Cinco Mundiales después, Leo Messi ha cerrado el capítulo más deseado de su excepcional carrera en el fútbol. Y también el más traumático. Para un jugador al que el éxito le llegó fácil y pronto, su relación con la Copa del Mundo ha sido angustiosa, insoportable en algún momento –basta ya, dijo cuando se retiró de la selección en 2016– y con un margen de maniobra cada vez más apremiante. Los Mundiales consagran a los jóvenes fenómenos –Pelé, Mbappé…– y los jugadores en la cumbre de sus trayectorias. Bobby Charlton, Beckenbauer, Gerson, Tostao, Rivelino, Jairzinho, Kempes, Maradona, Zidane, Ronaldinho, Iniesta…Todos certificaron su prestigio en la Copa del Mundo y todos la ganaron antes de los 30 años. Messi lo ha conseguido a los 35, cuando el común de los futbolistas se resigna al ocaso.

A Messi se le acababa el tiempo. La erosión se adivinaba en su respuesta física. Atrás había quedado el imparable jugador que amenazaba con el gol desde cualquier lugar del campo, un devastador delantero que borraba del mapa récords y rivales, hasta que las leyes de la naturaleza humanizaron sus cifras y le aproximaron a los terrenales. El talento, menos delicado que el cuerpo a los embates de la edad, no le abandonó. Agarrado a su fabuloso talento, a un agudo sentido estratégico y a su puntería para protagonizar los momentos decisivos del Mundial, ha completado en Qatar su epopeya futbolística y lo ha hecho a su manera, burlando los tópicos del declive con la misma astucia que utiliza para regatear a sus marcadores.
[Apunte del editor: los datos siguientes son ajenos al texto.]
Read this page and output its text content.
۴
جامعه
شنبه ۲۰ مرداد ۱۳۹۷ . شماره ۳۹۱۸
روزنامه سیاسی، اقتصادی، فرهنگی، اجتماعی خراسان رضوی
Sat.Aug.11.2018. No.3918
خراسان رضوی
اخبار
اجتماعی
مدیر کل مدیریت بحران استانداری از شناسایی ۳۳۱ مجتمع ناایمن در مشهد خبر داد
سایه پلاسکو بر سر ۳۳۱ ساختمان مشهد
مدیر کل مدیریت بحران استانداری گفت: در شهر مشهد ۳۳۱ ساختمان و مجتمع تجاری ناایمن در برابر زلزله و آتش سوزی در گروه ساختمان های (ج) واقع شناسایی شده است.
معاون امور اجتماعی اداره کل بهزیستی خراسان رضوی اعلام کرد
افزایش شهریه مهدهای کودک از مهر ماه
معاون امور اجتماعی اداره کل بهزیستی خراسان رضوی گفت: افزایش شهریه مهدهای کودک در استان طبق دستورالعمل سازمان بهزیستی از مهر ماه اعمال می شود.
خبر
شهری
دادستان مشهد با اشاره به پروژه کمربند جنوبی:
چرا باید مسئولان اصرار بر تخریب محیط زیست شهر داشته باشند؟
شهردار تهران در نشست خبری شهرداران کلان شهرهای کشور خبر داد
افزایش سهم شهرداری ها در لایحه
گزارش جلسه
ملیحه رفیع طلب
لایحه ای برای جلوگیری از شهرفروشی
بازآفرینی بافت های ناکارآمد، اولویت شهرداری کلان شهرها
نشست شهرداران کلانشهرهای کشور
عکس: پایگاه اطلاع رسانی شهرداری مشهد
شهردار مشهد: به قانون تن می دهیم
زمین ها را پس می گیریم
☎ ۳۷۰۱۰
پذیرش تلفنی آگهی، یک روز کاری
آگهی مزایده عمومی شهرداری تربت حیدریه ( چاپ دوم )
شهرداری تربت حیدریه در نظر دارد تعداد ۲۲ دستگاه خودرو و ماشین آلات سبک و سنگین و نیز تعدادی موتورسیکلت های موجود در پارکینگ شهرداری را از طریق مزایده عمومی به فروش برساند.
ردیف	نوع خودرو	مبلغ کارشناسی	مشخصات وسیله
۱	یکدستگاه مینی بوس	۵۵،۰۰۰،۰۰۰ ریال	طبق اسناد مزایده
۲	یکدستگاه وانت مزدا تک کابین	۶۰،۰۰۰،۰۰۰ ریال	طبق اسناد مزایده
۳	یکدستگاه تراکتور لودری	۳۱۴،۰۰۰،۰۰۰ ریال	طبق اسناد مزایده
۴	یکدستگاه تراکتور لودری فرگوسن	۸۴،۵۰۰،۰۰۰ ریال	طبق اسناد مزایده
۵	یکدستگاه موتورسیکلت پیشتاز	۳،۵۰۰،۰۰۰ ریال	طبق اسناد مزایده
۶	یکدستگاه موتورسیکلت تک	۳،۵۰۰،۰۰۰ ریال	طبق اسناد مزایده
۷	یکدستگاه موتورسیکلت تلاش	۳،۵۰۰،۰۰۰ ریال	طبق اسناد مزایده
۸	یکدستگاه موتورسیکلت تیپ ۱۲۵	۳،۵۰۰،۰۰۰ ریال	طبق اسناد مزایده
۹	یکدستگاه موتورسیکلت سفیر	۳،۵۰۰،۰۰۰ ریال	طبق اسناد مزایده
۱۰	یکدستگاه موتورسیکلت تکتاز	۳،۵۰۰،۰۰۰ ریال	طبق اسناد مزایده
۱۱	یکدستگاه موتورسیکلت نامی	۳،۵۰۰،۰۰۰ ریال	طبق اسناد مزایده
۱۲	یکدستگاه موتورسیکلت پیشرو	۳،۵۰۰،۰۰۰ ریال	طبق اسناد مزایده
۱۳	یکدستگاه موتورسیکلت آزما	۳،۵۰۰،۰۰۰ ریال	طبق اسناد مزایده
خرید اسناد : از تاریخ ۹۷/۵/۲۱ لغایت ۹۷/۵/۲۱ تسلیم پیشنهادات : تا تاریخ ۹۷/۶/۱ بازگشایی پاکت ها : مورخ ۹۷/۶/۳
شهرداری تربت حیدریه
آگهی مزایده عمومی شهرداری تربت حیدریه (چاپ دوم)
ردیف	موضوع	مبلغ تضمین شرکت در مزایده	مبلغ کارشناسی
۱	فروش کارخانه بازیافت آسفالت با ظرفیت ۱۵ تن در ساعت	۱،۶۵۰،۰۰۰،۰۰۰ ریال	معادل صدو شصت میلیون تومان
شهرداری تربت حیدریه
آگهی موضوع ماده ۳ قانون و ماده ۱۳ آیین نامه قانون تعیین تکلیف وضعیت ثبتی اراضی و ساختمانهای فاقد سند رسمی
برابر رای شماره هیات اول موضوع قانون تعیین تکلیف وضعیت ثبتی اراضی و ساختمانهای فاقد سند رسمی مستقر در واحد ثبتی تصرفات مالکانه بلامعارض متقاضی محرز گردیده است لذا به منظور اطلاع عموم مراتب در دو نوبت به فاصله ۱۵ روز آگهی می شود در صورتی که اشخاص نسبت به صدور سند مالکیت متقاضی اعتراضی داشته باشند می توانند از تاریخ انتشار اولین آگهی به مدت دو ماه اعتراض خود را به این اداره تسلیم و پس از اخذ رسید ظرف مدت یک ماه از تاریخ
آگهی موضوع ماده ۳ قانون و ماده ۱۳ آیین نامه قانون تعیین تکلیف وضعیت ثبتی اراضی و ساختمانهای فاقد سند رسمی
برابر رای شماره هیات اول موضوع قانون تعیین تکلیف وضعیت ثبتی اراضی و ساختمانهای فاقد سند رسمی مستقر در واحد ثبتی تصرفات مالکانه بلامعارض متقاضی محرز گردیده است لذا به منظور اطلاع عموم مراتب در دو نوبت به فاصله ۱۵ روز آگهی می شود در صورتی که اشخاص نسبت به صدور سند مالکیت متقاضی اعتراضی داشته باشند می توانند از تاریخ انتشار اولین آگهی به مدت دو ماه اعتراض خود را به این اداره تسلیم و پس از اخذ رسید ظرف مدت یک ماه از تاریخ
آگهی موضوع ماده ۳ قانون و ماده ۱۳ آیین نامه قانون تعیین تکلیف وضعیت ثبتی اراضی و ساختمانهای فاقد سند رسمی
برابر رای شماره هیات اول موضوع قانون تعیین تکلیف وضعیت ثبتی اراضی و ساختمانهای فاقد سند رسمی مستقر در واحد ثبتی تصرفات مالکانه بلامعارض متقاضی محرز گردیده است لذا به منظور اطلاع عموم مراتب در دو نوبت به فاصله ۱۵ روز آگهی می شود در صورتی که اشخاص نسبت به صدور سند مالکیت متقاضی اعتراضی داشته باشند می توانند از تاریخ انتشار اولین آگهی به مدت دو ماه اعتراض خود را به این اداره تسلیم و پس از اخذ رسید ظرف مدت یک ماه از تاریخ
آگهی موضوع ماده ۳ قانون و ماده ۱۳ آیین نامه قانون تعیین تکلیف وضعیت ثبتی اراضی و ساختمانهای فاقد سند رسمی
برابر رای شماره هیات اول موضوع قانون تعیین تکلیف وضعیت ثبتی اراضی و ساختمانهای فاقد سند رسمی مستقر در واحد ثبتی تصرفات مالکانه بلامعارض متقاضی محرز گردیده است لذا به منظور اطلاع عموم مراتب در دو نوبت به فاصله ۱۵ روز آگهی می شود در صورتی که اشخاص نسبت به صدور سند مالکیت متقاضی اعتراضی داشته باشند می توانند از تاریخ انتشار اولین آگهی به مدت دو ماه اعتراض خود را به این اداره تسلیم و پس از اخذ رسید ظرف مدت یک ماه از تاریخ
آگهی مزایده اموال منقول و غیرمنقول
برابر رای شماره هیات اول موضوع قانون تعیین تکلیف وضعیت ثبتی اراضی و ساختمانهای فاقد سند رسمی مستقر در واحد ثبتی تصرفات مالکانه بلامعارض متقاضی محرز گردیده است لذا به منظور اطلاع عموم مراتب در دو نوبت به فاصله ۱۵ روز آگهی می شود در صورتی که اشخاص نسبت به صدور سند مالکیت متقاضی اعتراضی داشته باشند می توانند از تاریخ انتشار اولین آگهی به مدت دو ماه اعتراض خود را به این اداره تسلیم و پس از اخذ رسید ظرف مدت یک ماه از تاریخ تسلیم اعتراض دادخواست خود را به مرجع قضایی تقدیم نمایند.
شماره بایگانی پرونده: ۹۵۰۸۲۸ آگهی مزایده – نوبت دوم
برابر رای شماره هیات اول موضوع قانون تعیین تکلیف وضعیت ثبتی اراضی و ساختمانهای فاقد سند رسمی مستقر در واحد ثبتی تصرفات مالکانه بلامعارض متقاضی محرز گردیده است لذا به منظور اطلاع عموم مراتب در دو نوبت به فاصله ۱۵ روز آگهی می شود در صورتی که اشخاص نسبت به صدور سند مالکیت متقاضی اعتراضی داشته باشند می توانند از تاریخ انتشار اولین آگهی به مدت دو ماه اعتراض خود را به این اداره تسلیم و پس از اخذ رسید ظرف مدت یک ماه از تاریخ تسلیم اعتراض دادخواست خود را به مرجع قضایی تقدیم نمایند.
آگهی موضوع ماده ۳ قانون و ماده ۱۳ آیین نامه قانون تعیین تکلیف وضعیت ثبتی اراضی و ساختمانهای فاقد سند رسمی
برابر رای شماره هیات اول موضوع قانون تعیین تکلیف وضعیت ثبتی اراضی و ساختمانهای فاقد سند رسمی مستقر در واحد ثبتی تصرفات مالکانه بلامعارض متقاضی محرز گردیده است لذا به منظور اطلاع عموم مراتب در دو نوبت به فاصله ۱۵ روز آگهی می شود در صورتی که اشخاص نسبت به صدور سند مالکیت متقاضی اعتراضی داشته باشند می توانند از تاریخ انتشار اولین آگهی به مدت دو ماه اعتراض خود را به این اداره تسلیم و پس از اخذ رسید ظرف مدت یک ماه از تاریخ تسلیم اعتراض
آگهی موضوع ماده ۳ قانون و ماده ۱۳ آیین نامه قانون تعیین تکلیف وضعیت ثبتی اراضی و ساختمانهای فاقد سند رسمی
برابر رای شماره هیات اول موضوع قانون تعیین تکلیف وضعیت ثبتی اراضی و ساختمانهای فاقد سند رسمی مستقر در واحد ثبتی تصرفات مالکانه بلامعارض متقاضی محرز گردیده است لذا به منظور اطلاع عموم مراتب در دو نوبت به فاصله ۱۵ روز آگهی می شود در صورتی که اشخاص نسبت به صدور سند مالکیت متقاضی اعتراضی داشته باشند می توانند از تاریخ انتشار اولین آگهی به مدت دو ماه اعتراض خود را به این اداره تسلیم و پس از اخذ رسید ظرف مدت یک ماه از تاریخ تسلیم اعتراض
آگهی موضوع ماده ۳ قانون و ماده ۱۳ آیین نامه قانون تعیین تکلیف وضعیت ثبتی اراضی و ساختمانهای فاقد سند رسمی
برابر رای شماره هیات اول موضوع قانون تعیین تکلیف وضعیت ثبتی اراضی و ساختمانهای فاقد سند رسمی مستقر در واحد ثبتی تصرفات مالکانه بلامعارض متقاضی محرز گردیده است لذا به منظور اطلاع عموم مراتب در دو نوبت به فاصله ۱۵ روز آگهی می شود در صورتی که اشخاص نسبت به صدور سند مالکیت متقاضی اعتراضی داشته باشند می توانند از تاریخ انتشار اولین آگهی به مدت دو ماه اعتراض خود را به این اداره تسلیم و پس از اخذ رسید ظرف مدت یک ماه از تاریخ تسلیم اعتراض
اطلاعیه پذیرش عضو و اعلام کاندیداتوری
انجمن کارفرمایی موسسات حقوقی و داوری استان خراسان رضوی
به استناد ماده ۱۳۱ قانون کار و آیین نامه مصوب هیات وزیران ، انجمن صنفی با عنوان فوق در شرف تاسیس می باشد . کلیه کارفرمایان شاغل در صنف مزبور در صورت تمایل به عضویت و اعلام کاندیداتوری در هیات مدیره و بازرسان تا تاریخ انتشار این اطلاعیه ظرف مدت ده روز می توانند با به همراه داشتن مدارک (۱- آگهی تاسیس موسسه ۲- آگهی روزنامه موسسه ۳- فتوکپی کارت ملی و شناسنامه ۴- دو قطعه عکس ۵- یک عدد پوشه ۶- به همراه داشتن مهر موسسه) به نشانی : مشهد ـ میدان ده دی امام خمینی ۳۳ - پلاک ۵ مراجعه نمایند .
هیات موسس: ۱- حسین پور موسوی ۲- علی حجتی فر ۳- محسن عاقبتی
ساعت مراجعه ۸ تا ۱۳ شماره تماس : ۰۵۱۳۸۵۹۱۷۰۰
No ha sido el irresistible Messi de su apogeo, pero esa evidencia también le ha favorecido. Ha sido un Messi poético, no el rotundo destructor de récords y estadísticas que coronó al mejor Barça que ha visto el fútbol. En aquella época –más o menos entre 2006 y 2016– se esperaba la misma influencia en la selección argentina, trasvase que no se produjo en cuatro Mundiales (2006, 2010, 2014 y 2018). La Copa del Mundo rechazaba al mito y destapaba en Messi las penurias de los mortales.

Este Mundial de Messi ha sido igual de sublime que el de Maradona en 1986 porque lo ha jugado en las condiciones contrarias. Maradona levantó la Copa del Mundo en México como un Zeus tonante. Era más que un genial jugador. Era la expresión más homérica que ha visto el fútbol, una pantera hambrienta que devoraba rivales y partidos. Este Messi lo ha logrado cuando su cuerpo envejece y las facultades físicas le abandonan poco a poco. O sea, cuando se multiplicaba la dificultad del reto, acentuado por el peso de las decepciones anteriores.

Maradona fascinó en México desde la plenitud. Es lo natural en el fútbol y en la vida. Mucho más improbable es lo que ha conseguido Messi. Como en un gran western, ha sido un héroe fordiano, crepuscular y sufriente, cercano a nosotros, los mortales. Es desde esa vulnerable posición, con la que el fútbol suele ser cruel, donde Messi se ha medido con el sueño que se le resistía desde 2006, el gigante que entorpecía su paso (Maradona) y el juicio definitivo de la nación argentina. No ha triunfado un genio pletórico. Ha triunfado un genio que transita hacia su ocaso. Eso es más que belleza, es pura poesía.